Environment Variable Configuration
Configure in /etc/profile:
export HADOOP_CONF_DIR=$HADOOP_HOME/etc/hadoop
export YARN_CONF_DIR=$HADOOP_HOME/etc/hadoop
export HADOOP_CLASSPATH=`hadoop classpath`
yarn-site.xml Configuration
Need to add the following key configurations:
<!-- YARN Flink related -->
<property>
<name>yarn.nodemanager.pmem-check-enabled</name>
<value>false</value>
</property>
<property>
<name>yarn.nodemanager.vmem-check-enabled</name>
<value>false</value>
</property>
<property>
<name>yarn.resourcemanager.address</name>
<value>h123.wzk.icu:8032</value>
</property>
<property>
<name>yarn.resourcemanager.scheduler.address</name>
<value>h123.wzk.icu:8030</value>
</property>
<property>
<name>yarn.resourcemanager.resource-tracker.address</name>
<value>h123.wzk.icu:8031</value>
</property>
Sync Configuration
Need to keep configuration consistent across h121, h122, h123 three nodes.

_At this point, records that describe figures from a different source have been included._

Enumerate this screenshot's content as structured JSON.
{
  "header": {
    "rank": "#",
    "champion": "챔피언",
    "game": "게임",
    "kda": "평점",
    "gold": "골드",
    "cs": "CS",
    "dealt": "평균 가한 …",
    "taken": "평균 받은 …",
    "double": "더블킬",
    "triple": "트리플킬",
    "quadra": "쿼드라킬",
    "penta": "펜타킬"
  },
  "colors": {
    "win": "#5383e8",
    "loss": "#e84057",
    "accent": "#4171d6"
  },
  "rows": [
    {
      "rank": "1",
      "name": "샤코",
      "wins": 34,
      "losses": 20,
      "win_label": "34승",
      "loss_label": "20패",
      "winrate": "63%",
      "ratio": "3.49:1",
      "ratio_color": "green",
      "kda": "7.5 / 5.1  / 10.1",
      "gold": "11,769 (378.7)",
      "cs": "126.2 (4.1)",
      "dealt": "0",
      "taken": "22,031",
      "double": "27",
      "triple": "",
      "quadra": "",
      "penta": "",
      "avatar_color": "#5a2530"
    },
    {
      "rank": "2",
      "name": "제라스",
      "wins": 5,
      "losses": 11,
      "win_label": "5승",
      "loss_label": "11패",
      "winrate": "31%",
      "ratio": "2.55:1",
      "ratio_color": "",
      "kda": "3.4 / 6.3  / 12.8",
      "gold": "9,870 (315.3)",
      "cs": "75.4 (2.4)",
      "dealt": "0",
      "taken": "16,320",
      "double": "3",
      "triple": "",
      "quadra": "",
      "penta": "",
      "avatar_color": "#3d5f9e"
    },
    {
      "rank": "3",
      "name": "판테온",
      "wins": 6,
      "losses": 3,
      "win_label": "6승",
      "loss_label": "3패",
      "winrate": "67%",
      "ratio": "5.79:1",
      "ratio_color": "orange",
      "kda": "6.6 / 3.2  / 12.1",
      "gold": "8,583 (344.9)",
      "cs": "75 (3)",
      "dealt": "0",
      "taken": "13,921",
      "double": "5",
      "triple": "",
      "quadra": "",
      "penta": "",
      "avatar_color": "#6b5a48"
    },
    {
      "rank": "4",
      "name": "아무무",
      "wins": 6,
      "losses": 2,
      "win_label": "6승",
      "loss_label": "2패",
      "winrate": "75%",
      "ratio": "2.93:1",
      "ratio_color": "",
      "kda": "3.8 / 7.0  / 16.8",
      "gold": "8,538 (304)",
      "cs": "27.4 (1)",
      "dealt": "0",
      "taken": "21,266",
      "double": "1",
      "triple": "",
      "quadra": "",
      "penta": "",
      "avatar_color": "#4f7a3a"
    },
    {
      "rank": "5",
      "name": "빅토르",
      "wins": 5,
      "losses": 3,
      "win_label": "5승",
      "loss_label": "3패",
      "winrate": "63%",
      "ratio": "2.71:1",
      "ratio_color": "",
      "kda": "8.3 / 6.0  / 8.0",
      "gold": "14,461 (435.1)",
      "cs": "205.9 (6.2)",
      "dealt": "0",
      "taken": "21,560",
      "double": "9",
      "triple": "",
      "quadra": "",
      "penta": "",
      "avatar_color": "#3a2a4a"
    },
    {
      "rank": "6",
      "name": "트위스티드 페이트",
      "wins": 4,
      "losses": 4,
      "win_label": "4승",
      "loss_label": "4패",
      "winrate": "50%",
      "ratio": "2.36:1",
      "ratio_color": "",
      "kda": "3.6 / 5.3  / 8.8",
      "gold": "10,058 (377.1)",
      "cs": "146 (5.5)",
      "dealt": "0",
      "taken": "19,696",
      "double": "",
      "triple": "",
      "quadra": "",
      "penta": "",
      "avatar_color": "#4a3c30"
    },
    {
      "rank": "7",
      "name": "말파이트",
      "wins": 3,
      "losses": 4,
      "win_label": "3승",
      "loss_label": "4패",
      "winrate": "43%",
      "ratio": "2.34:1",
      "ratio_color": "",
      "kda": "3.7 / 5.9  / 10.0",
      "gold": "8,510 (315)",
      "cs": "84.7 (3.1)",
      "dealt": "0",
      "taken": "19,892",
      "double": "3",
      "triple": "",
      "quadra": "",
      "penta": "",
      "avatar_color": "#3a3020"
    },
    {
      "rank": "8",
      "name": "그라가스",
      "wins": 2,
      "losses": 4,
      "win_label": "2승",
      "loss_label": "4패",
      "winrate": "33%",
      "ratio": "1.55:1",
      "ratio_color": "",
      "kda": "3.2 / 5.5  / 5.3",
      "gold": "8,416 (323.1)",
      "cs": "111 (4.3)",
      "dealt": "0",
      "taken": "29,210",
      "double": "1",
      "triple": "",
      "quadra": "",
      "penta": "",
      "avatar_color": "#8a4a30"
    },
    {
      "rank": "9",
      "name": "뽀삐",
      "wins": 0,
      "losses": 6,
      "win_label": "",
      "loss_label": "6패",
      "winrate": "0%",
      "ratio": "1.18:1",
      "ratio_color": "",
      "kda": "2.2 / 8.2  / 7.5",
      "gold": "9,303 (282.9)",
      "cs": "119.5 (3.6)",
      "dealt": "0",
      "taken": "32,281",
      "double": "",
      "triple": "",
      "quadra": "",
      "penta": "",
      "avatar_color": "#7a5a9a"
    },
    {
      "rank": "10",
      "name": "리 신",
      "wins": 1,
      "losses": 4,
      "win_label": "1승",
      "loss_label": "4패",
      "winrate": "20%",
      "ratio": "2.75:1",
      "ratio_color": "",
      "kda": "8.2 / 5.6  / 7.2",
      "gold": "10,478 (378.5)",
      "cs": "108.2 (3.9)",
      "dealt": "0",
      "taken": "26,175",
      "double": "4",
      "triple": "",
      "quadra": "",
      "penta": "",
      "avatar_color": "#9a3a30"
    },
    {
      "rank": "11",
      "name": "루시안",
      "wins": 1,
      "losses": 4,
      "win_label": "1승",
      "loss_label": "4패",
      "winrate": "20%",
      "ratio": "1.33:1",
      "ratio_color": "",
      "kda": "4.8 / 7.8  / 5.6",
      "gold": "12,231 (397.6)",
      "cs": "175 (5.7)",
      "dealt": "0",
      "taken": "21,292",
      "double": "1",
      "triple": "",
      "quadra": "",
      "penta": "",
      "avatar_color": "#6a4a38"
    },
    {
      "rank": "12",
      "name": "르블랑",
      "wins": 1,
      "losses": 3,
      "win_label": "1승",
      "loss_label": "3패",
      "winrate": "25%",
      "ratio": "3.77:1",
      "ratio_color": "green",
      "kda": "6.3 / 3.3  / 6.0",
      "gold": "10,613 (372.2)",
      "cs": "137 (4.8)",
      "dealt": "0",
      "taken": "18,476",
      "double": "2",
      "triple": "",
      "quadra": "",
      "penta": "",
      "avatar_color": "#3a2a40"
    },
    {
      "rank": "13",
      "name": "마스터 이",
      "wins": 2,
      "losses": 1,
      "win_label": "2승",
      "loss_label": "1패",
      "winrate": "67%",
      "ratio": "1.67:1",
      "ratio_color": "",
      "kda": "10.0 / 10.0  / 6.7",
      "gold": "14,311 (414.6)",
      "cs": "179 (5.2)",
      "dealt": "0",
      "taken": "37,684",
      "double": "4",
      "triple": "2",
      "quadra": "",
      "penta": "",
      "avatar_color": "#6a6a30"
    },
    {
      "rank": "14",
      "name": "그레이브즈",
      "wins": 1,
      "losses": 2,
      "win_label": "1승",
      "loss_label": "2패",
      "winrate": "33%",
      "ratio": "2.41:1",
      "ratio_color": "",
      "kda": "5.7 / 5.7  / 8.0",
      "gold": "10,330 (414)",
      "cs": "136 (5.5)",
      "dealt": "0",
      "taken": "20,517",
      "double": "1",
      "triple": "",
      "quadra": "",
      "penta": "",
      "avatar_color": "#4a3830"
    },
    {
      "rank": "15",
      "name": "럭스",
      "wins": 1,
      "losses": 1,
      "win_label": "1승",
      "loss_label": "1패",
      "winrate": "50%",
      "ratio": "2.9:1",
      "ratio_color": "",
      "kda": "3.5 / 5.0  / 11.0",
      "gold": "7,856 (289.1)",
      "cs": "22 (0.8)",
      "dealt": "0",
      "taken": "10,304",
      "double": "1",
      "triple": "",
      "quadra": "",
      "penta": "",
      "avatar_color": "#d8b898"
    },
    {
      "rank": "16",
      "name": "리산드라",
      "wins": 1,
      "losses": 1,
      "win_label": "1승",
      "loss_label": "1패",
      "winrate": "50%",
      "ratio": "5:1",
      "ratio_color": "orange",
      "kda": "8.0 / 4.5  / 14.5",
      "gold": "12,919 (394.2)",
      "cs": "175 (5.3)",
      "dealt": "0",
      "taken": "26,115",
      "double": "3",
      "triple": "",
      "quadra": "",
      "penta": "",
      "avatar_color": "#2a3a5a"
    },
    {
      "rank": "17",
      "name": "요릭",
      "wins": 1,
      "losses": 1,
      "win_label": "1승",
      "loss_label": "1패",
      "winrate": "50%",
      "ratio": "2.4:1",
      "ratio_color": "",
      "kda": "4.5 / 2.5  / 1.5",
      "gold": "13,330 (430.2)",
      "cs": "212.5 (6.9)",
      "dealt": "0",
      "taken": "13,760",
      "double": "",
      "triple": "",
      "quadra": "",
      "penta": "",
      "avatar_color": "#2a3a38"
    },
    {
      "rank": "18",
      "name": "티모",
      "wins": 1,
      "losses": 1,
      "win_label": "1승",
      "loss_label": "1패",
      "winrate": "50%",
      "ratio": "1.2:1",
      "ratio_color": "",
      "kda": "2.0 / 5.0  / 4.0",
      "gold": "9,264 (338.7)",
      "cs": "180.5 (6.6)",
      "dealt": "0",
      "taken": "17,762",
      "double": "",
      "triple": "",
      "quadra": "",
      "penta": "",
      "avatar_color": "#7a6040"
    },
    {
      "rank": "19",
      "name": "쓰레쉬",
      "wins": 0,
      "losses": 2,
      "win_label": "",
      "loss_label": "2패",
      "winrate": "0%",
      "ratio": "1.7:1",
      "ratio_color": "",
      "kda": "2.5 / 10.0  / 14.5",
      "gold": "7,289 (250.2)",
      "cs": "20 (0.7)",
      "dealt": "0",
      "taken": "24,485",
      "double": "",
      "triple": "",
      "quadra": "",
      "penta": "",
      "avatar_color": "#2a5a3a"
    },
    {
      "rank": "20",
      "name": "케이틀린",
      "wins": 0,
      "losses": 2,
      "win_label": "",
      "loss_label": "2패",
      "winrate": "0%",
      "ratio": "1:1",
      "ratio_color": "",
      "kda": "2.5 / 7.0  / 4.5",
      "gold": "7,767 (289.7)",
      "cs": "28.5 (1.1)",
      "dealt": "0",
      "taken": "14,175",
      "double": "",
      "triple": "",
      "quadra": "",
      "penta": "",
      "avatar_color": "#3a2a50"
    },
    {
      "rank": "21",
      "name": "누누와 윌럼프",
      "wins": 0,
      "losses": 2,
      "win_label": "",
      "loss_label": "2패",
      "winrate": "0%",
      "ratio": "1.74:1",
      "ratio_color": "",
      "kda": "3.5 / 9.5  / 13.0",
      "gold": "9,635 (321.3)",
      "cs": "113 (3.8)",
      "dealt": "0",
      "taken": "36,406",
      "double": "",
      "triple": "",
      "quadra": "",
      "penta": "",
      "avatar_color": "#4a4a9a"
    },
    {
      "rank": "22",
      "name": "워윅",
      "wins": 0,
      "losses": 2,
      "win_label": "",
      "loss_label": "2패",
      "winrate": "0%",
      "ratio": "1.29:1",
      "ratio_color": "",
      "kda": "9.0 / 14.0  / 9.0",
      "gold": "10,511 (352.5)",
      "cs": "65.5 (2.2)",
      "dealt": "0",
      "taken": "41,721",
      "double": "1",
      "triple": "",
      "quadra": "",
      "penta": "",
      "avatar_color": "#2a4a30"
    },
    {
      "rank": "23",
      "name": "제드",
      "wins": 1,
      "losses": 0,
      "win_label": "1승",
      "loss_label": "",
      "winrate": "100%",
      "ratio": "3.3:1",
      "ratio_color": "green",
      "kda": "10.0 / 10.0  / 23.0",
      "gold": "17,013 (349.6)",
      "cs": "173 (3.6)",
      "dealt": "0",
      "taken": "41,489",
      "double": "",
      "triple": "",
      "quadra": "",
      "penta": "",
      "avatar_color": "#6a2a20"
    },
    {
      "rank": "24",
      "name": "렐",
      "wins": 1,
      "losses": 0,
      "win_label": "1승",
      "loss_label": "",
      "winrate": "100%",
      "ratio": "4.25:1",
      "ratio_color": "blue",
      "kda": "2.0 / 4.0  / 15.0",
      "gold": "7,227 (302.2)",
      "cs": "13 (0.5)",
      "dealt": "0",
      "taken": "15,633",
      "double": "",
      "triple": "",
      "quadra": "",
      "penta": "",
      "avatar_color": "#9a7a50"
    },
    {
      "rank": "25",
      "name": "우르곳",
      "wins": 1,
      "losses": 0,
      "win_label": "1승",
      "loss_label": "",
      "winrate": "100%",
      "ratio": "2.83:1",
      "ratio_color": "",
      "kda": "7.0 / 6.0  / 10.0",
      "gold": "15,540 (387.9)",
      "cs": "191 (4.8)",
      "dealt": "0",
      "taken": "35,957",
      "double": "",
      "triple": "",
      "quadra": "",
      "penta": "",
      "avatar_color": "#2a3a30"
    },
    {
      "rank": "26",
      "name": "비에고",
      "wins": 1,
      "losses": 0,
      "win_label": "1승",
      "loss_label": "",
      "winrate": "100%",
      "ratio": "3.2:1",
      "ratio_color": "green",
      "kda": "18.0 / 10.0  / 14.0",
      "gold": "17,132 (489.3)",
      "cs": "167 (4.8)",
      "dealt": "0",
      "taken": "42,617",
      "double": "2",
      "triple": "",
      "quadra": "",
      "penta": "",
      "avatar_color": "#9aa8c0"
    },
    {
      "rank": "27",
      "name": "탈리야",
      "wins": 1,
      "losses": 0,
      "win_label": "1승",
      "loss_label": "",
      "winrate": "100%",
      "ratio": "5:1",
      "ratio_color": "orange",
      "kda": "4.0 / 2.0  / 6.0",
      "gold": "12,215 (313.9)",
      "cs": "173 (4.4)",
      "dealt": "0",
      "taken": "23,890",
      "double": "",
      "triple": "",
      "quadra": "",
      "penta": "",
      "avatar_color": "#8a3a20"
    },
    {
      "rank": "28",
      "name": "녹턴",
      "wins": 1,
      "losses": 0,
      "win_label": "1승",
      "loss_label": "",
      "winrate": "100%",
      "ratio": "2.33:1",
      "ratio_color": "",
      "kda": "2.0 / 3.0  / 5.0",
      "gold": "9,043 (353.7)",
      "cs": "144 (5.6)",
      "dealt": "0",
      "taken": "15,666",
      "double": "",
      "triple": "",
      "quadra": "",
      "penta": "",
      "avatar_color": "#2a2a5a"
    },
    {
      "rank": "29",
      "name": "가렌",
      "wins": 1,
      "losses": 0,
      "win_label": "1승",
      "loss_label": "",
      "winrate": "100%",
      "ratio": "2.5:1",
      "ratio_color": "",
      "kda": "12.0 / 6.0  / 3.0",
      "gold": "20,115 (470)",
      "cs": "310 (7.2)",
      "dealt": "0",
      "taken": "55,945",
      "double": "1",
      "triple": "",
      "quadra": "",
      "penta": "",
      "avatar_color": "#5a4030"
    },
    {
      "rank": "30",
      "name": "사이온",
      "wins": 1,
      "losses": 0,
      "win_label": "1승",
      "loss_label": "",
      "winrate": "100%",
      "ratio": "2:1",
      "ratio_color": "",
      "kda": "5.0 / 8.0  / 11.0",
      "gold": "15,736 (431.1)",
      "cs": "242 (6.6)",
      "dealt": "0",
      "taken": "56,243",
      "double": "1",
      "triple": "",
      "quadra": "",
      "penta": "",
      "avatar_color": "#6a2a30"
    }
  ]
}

Can use rsync tool for synchronization.
Service Management
Stop Services
# Stop Hadoop
cd /opt/servers/hadoop-2.9.2/sbin
stop-all.sh
# Stop YARN (execute on h123 node)
start-yarn.sh
# Stop Flink (execute on h121 node)
./stop-cluster.sh
Start Services
# Start Hadoop (h121 node)
start-all.sh
# Start YARN (h123 node)
start-yarn.sh
Apply for Resources
yarn-session.sh Usage
./yarn-session.sh -n 2 -tm 800 -s 1 -d
Parameter description:
-n: Apply for 2 containers (TaskManager count)-s: Each TaskManager’s Slots count-tm: Each TaskManager’s memory size-d: Run in background
Note: Even if writing -n 2, actually applies for 3 Containers, because ApplicationMaster and JobManager occupy one extra container.
Submit for Execution
Method 1: Session Mode
Apply for resources first, then submit job:
./yarn-session.sh -n 2 -tm 800 -s 1 -d
Method 2: Direct Submission
./flink run -m yarn-cluster -yn 2 -yjm 1024 -ytm 1024 /opt/wzk//WordCount.jar
Parameter description:
-m: JobManager address-yn: TaskManager count
Stop yarn-cluster
yarn application -kill application_xxxxxxxxx
Configuration Points Summary
| Configuration | Description |
|---|---|
| HADOOP_CONF_DIR | Hadoop configuration directory |
| YARN_CONF_DIR | YARN configuration directory |
| HADOOP_CLASSPATH | Hadoop classpath |
| yarn.nodemanager.pmem-check-enabled | Disable physical memory check |
| yarn.nodemanager.vmem-check-enabled | Disable virtual memory check |
| yarn.resourcemanager.address | ResourceManager address |
This article demonstrates the complete deployment process of Flink on YARN through detailed steps, including environment preparation, configuration modification, service start/stop, and resource application.